Réponse apportée en séance publique le 07/02/2002

M. Hubert Védrine, ministre des affaires étrangères. Madame la sénatrice, chacun, ici, connaît la situation au Proche-Orient. La France s'exprime souvent à ce sujet, de même que les quinze Etats membres de l'Union européenne.
Nous sommes tous profondément attachés à la sécurité d'Israël, mais nous pensons que la politique poursuivie à l'heure actuelle, qui est de pure répression, ne peut pas conduire à cette sécurité, et encore moins à une solution politique.
Nous l'avons dit, à Quinze, à plusieurs reprises, au niveau des ministres, des chefs d'Etat et de gouvernement : cette politique nous semble conduire à une impasse stratégique. Nous répétons donc constamment qu'il faudrait, tout en combattant le terrorisme, ce qui est légitime, rouvrir une négociation pour trouver une solution politique devant conduire, chacun le sait, à un Etat palestinien viable, pacifique et démocratique.
Il y a manifestement une différence d'approche, en ce moment, entre ce que souhaitent les Quinze de l'Union européenne et la politique actuellement conduite par l'Etat d'Israël ainsi que par les Etats-Unis, qui ont trop soutenu, à notre avis, cet aspect purement répressif de la politique israélienne.
Nous multiplions les initiatives. A ce titre, la France vient de mettre sur la table deux idées : le soutien au plan Peres-Abou Ala de reconnaissance de l'Etat palestinien précoce et la tenue d'élection. D'autres idées sont mises en circulation : conférences, plan Marshall, etc. L'essentiel serait de sortir de cette impasse.
Au moment où le Premier ministre israélien se rend à Washington, je voudrais exprimer ici l'espoir que le président Bush utilise l'immense autorité et l'immense influence des Etats-Unis pour trouver une solution politique.
Encore une fois, nous trouvons légitime et normal que les Etats-Unis appuient de tout leur poids la demande de sécurité du peuple israélien, nous sommes tous d'accord sur ce point.

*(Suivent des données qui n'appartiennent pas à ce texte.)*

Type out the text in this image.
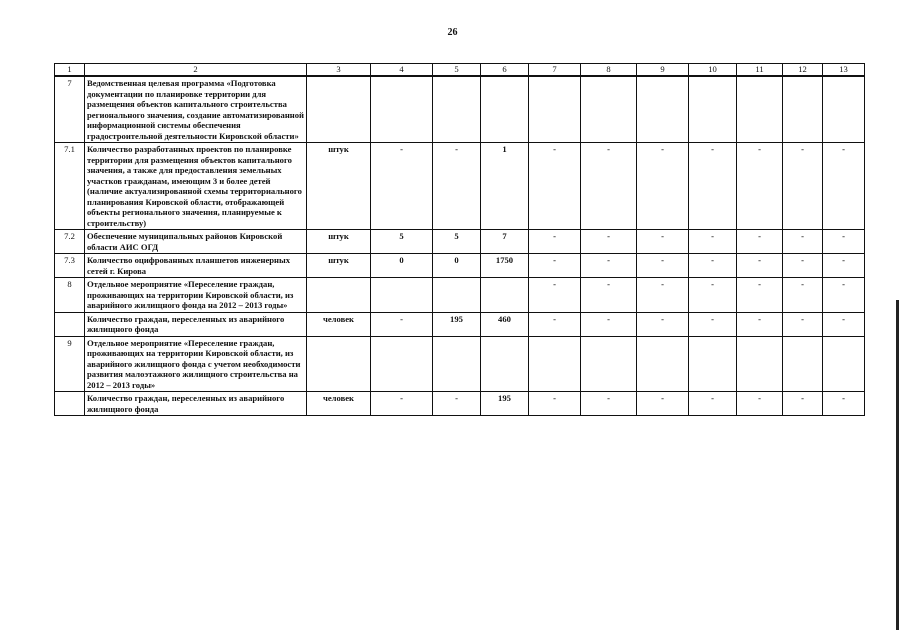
26
1	2	3	4	5	6	7	8	9	10	11	12	13
7	Ведомственная целевая программа «Подготовка документации по планировке территории для размещения объектов капитального строительства регионального значения, создание автоматизированной информационной системы обеспечения градостроительной деятельности Кировской области»											
7.1	Количество разработанных проектов по планировке территории для размещения объектов капитального значения, а также для предоставления земельных участков гражданам, имеющим 3 и более детей (наличие актуализированной схемы территориального планирования Кировской области, отображающей объекты регионального значения, планируемые к строительству)	штук	-	-	1	-	-	-	-	-	-	-
7.2	Обеспечение муниципальных районов Кировской области АИС ОГД	штук	5	5	7	-	-	-	-	-	-	-
7.3	Количество оцифрованных планшетов инженерных сетей г. Кирова	штук	0	0	1750	-	-	-	-	-	-	-
8	Отдельное мероприятие «Переселение граждан, проживающих на территории Кировской области, из аварийного жилищного фонда на 2012 – 2013 годы»					-	-	-	-	-	-	-
	Количество граждан, переселенных из аварийного жилищного фонда	человек	-	195	460	-	-	-	-	-	-	-
9	Отдельное мероприятие «Переселение граждан, проживающих на территории Кировской области, из аварийного жилищного фонда с учетом необходимости развития малоэтажного жилищного строительства на 2012 – 2013 годы»											
	Количество граждан, переселенных из аварийного жилищного фонда	человек	-	-	195	-	-	-	-	-	-	-
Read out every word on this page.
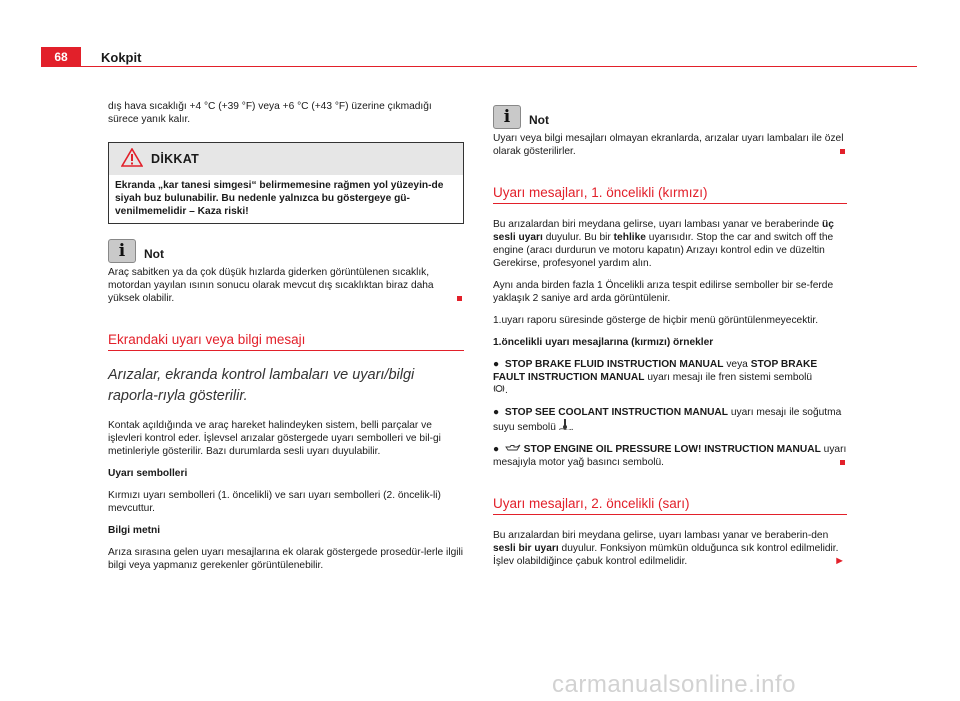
68	Kokpit

dış hava sıcaklığı +4 °C (+39 °F) veya +6 °C (+43 °F) üzerine çıkmadığı sürece yanık kalır.

DİKKAT
Ekranda „kar tanesi simgesi“ belirmemesine rağmen yol yüzeyin-de siyah buz bulunabilir. Bu nedenle yalnızca bu göstergeye gü-venilmemelidir – Kaza riski!
i	Not

Araç sabitken ya da çok düşük hızlarda giderken görüntülenen sıcaklık, motordan yayılan ısının sonucu olarak mevcut dış sıcaklıktan biraz daha yüksek olabilir.

Ekrandaki uyarı veya bilgi mesajı
Arızalar, ekranda kontrol lambaları ve uyarı/bilgi raporla-rıyla gösterilir.

Kontak açıldığında ve araç hareket halindeyken sistem, belli parçalar ve işlevleri kontrol eder. İşlevsel arızalar göstergede uyarı sembolleri ve bil-gi metinleriyle gösterilir. Bazı durumlarda sesli uyarı duyulabilir.

Uyarı sembolleri

Kırmızı uyarı sembolleri (1. öncelikli) ve sarı uyarı sembolleri (2. öncelik-li) mevcuttur.

Bilgi metni

Arıza sırasına gelen uyarı mesajlarına ek olarak göstergede prosedür-lerle ilgili bilgi veya yapmanız gerekenler görüntülenebilir.

i	Not

Uyarı veya bilgi mesajları olmayan ekranlarda, arızalar uyarı lambaları ile özel olarak gösterilirler.

Uyarı mesajları, 1. öncelikli (kırmızı)

Bu arızalardan biri meydana gelirse, uyarı lambası yanar ve beraberinde üç sesli uyarı duyulur. Bu bir tehlike uyarısıdır. Stop the car and switch off the engine (aracı durdurun ve motoru kapatın) Arızayı kontrol edin ve düzeltin Gerekirse, profesyonel yardım alın.

Aynı anda birden fazla 1 Öncelikli arıza tespit edilirse semboller bir se-ferde yaklaşık 2 saniye ard arda görüntülenir.

1.uyarı raporu süresinde gösterge de hiçbir menü görüntülenmeyecektir.

1.öncelikli uyarı mesajlarına (kırmızı) örnekler

●  STOP BRAKE FLUID INSTRUCTION MANUAL veya STOP BRAKE FAULT INSTRUCTION MANUAL uyarı mesajı ile fren sistemi sembolü
.

●  STOP SEE COOLANT INSTRUCTION MANUAL uyarı mesajı ile soğutma suyu sembolü .

●   STOP ENGINE OIL PRESSURE LOW! INSTRUCTION MANUAL uyarı mesajıyla motor yağ basıncı sembolü.

Uyarı mesajları, 2. öncelikli (sarı)

Bu arızalardan biri meydana gelirse, uyarı lambası yanar ve beraberin-den sesli bir uyarı duyulur. Fonksiyon mümkün olduğunca sık kontrol edilmelidir. İşlev olabildiğince çabuk kontrol edilmelidir.	►

carmanualsonline.info
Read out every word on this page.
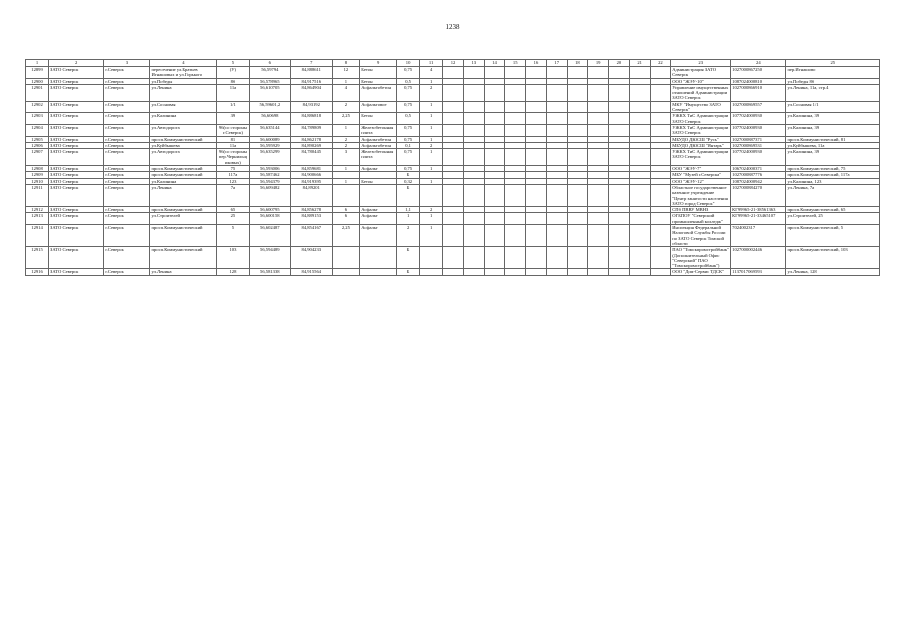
1238
1	2	3	4	5	6	7	8	9	10	11	12	13	14	15	16	17	18	19	20	21	22	23	24	25
12899	ЗАТО Северск	г.Северск	пересечение ул.Братьев Игнашовых и ул.Горького	(У)	56,59794	84,888611	12	Бетон	0,75	4												Администрация ЗАТО Северск	1027000867250	пер.Игнашово
12900	ЗАТО Северск	г.Северск	ул.Победы	8б	56,578965	84,917516	1	Бетон	0,5	1												ООО "ЖЭУ-10"	1087024000810	ул.Победы 8б
12901	ЗАТО Северск	г.Северск	ул.Ленина	11а	56,610705	84,864904	4	Асфальтобетон	0,75	2												Управление имущественных отношений Администрации ЗАТО Северск	1027000866910	ул.Ленина, 11а, стр.4
12902	ЗАТО Северск	г.Северск	ул.Сосновая	1/1	56,59601,2	84,93192	2	Асфальтовое	0,75	1												МКУ "Имущество ЗАТО Северск"	1027000869557	ул.Сосновая 1/1
12903	ЗАТО Северск	г.Северск	ул.Калинина	39	56,60698	84,886818	2,25	Бетон	0,5	1												УЖКХ ТиС Администрации ЗАТО Северск	1077024000930	ул.Калинина, 39
12904	ЗАТО Северск	г.Северск	ул.Автодорога	96(со стороны г.Северск)	56,635144	84,789809	1	Железобетонная плита	0,75	1												УЖКХ ТиС Администрации ЗАТО Северск	1077024000930	ул.Калинина, 39
12905	ЗАТО Северск	г.Северск	просп.Коммунистический	81	56,600089	84,862178	2	Асфальтобетон	0,75	1												МБУДО ДЮСШ "Русь"	1027000887371	просп.Коммунистический, 81
12906	ЗАТО Северск	г.Северск	ул.Куйбышева	11а	56,595929	84,890269	2	Асфальтобетон	0,1	2												МБУДО ДЮСШ "Янтарь"	1027000869531	ул.Куйбышева, 11а
12907	ЗАТО Северск	г.Северск	ул.Автодорога	96(со стороны пер.Чернильщиковых)	56,635299	84,780445	3	Железобетонная плита	0,75	1												УЖКХ ТиС Администрации ЗАТО Северск	1077024000930	ул.Калинина, 39
12908	ЗАТО Северск	г.Северск	просп.Коммунистический	75	56,593006	84,859681	1	Асфальт	0,75	1												ООО "ЖЭУ-7"	1067024000371	просп.Коммунистический, 75
12909	ЗАТО Северск	г.Северск	просп.Коммунистический	117а	56,587462	84,900666			Б													МБУ "Музей г.Северска"	1027000887776	просп.Коммунистический, 117а
12910	ЗАТО Северск	г.Северск	ул.Калинина	123	56,594379	84,919395	1	Бетон	0,32	1												ООО "ЖЭУ-12"	1087024000942	ул.Калинина, 123
12911	ЗАТО Северск	г.Северск	ул.Ленина	7а	56,609482	84,89201			Б													Областное государственное казенное учреждение "Центр занятости населения ЗАТО город Северск"	1027000884270	ул.Ленина, 7а
12912	ЗАТО Северск	г.Северск	просп.Коммунистический	65	56,600795	84,856278	6	Асфальт	1,1	2												СПб ПВВУ МВНЗ	КГ99965-21-38561363	просп.Коммунистический, 65
12913	ЗАТО Северск	г.Северск	ул.Строителей	25	56,600158	84,889153	6	Асфальт	1	1												ОГБПОУ "Северский промышленный колледж"	КГ99965-21-33465107	ул.Строителей, 25
12914	ЗАТО Северск	г.Северск	просп.Коммунистический	5	56,602487	84,854167	2,25	Асфальт	2	1												Инспекция Федеральной Налоговой Службы России по ЗАТО Северск Томской области	7024002317	просп.Коммунистический, 5
12915	ЗАТО Северск	г.Северск	просп.Коммунистический	103	56,594489	84,904233			Б													ПАО "Томскпромстройбанк" (Дополнительный Офис "Северский" ПАО "Томскпромстройбанк")	1027000002446	просп.Коммунистический, 103
12916	ЗАТО Северск	г.Северск	ул.Ленина	128	56,581338	84,915564			Б													ООО "Дом-Сервис ТДСК"	1137017069593	ул.Ленина, 128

Nous restons cependant convaincus que, pour assurer la sécurité, il faut une vraie solution politique de fond, une solution durable. Si les Etats-Unis voulaient conforter les efforts actuels de l'Union européenne, cela pourrait amorcer un changement dans cette situation qui, pour l'instant, ne cesse de se dégrader.
Il faut accepter également de reprendre la négociation, de parler avec l'Autorité palestinienne, c'est-à-dire avec Yasser Arafat, à qui l'on doit redonner les moyens de jouer un rôle politique.